If you happen to have a successful system that trades complex instruments, good for you! Perhaps you trade currency pairs, or you buy and sell gold bars, or you use one of the many other trading styles.
But watch out! Unless you have a very strong, objective mechanism that measures your gains and losses, your mind may be deceiving you into thinking your method beats the market, when it doesn’t. For example, an exhaustive study by the European Central Bank found that more than 70% of retail currency traders actually lose money.
Most individual investors, of course, don’t use their retirement accounts for complex strategies. The great majority of 401(k)-type retirement accounts don’t even allow the purchase of individual stocks. Savers are usually limited to a specified list of funds. The majority of investors, therefore, use one of three simple trading styles:
- Active investing involves frequent trades that are based on an individual’s or an adviser’s research and opinions. As we’ve seen, our human mind is built to bet on the wrong horse when we’re faced with this kind of financial decision.
- Passive investing is partly an academic response to the recognized failure of active investing to outperform market indexes. A passive investor divides a portfolio into percentages, with each slice of the pie containing a fixed amount of stocks, bonds, and real-estate investment trusts. The percentages never change. This has been shown to expose investors to losses in the 40% to 50% range, which most individuals don’t tolerate well.
- Mechanical investing resolves these problems, providing a computerized formula that individuals can follow without their opinions mucking up the decisions. It’s well known that computers beat the world champions in chess, Go, and even the television trivia game Jeopardy! Selecting which assets are the most likely to go up in the coming month is yet another area of human activity where a machine makes better decisions than the human mind.
There are many ways to take advantage of mechanical investing. For example, the advisory firm Gotham Asset Management uses a technique based on Joel Greenblatt’s 2006 work, The Little Book That Beats the Market. For a fee, Gotham offered Formula Investing accounts to wealthy clients from 2009 through 2012. Precisely following the method resulted in a gain of 84.1%, while the S&P 500’s total gain was only 62.7%. But account holders were allowed to pick which stocks in the formula to hold and which to omit. The people who overrode the computer’s choices gained just 59.4%.

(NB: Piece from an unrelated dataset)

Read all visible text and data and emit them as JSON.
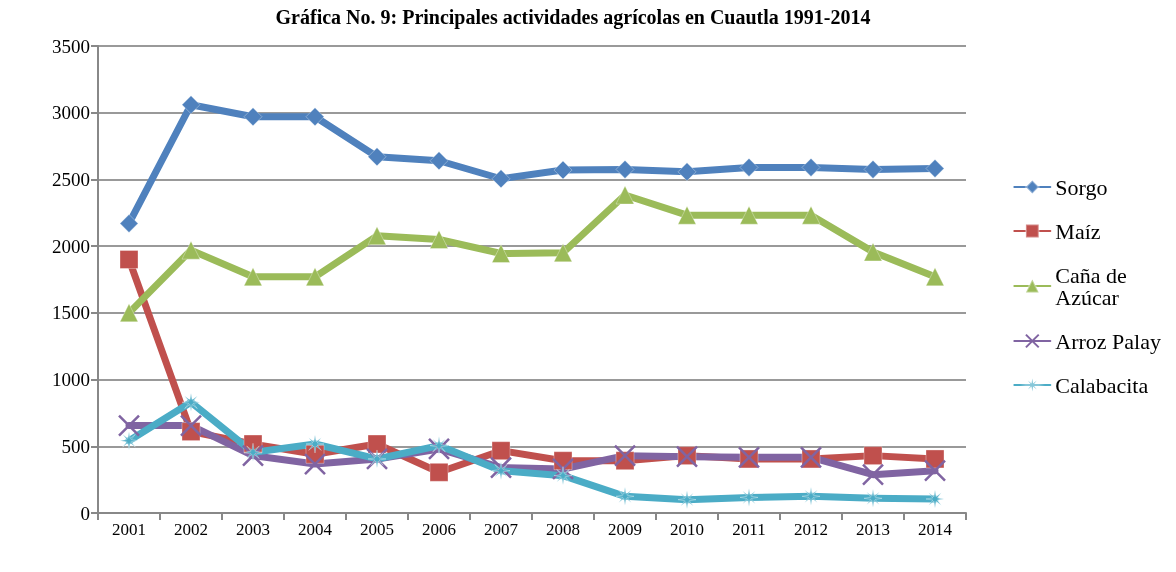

I myself run my own website, which rates low-cost index funds using a formula that is fully disclosed in the book Muscular Portfolios — absolutely free of charge with no need for registration. More and more public services like this will surely arise, as individual investors turn toward the new science of mechanical investing, away from the stress of active investing and the crashing of passive investing.

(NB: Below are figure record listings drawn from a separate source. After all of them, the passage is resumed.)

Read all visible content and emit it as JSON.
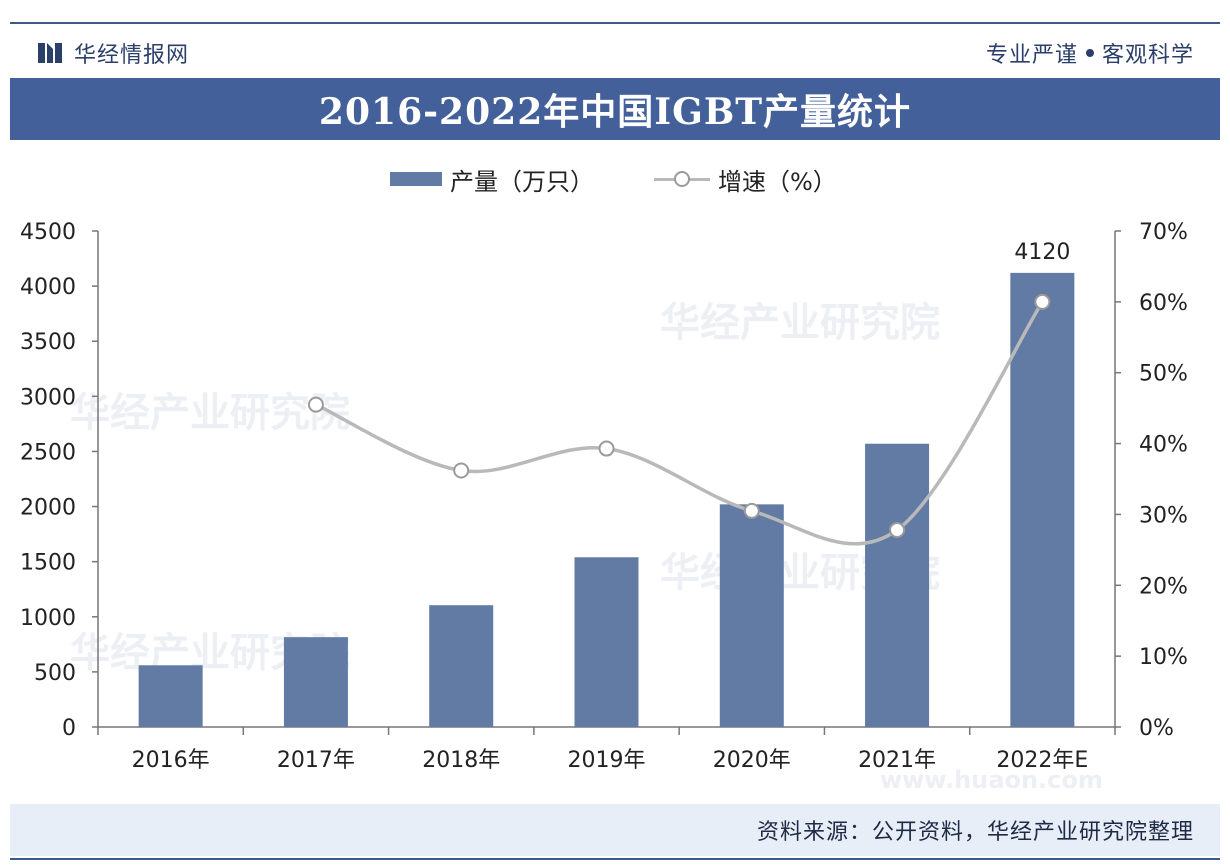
{
  "header": {
    "brand": "华经情报网",
    "slogan_left": "专业严谨",
    "slogan_right": "客观科学"
  },
  "title": "2016-2022年中国IGBT产量统计",
  "legend": {
    "bar": "产量（万只）",
    "line": "增速（%）"
  },
  "chart_data": {
    "type": "bar+line",
    "title": "2016-2022年中国IGBT产量统计",
    "categories": [
      "2016年",
      "2017年",
      "2018年",
      "2019年",
      "2020年",
      "2021年",
      "2022年E"
    ],
    "series": [
      {
        "name": "产量（万只）",
        "type": "bar",
        "axis": "left",
        "values": [
          560,
          815,
          1105,
          1540,
          2020,
          2570,
          4120
        ]
      },
      {
        "name": "增速（%）",
        "type": "line",
        "axis": "right",
        "smooth": true,
        "values": [
          null,
          45.5,
          36.2,
          39.3,
          30.5,
          27.8,
          60.0
        ]
      }
    ],
    "left_axis": {
      "min": 0,
      "max": 4500,
      "step": 500,
      "ticks": [
        "0",
        "500",
        "1000",
        "1500",
        "2000",
        "2500",
        "3000",
        "3500",
        "4000",
        "4500"
      ]
    },
    "right_axis": {
      "min": 0,
      "max": 70,
      "step": 10,
      "ticks": [
        "0%",
        "10%",
        "20%",
        "30%",
        "40%",
        "50%",
        "60%",
        "70%"
      ]
    },
    "data_labels": [
      {
        "category": "2022年E",
        "text": "4120"
      }
    ],
    "colors": {
      "bar": "#627ba4",
      "line": "#b9b9b9",
      "marker_stroke": "#9a9a9a",
      "axis": "#777777"
    }
  },
  "watermark": {
    "text_cn": "华经产业研究院",
    "text_url": "www.huaon.com"
  },
  "footer": {
    "source": "资料来源：公开资料，华经产业研究院整理"
  }
}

To be sure, there’s no magic bullet. As I showed in my Feb. 26, 2019, column, every formula that beats the S&P 500 over complete bear-bull market cycles badly underperforms the benchmark for multiple periods that may be 1, 2, or 3 years long.
For investing to work for you, picking an investing style and sticking with it — even during the inevitable periods of underperformance — is the key to your money growing at market-like rates during your lifetime.
Good investing to you!
With great knowledge comes great responsibility.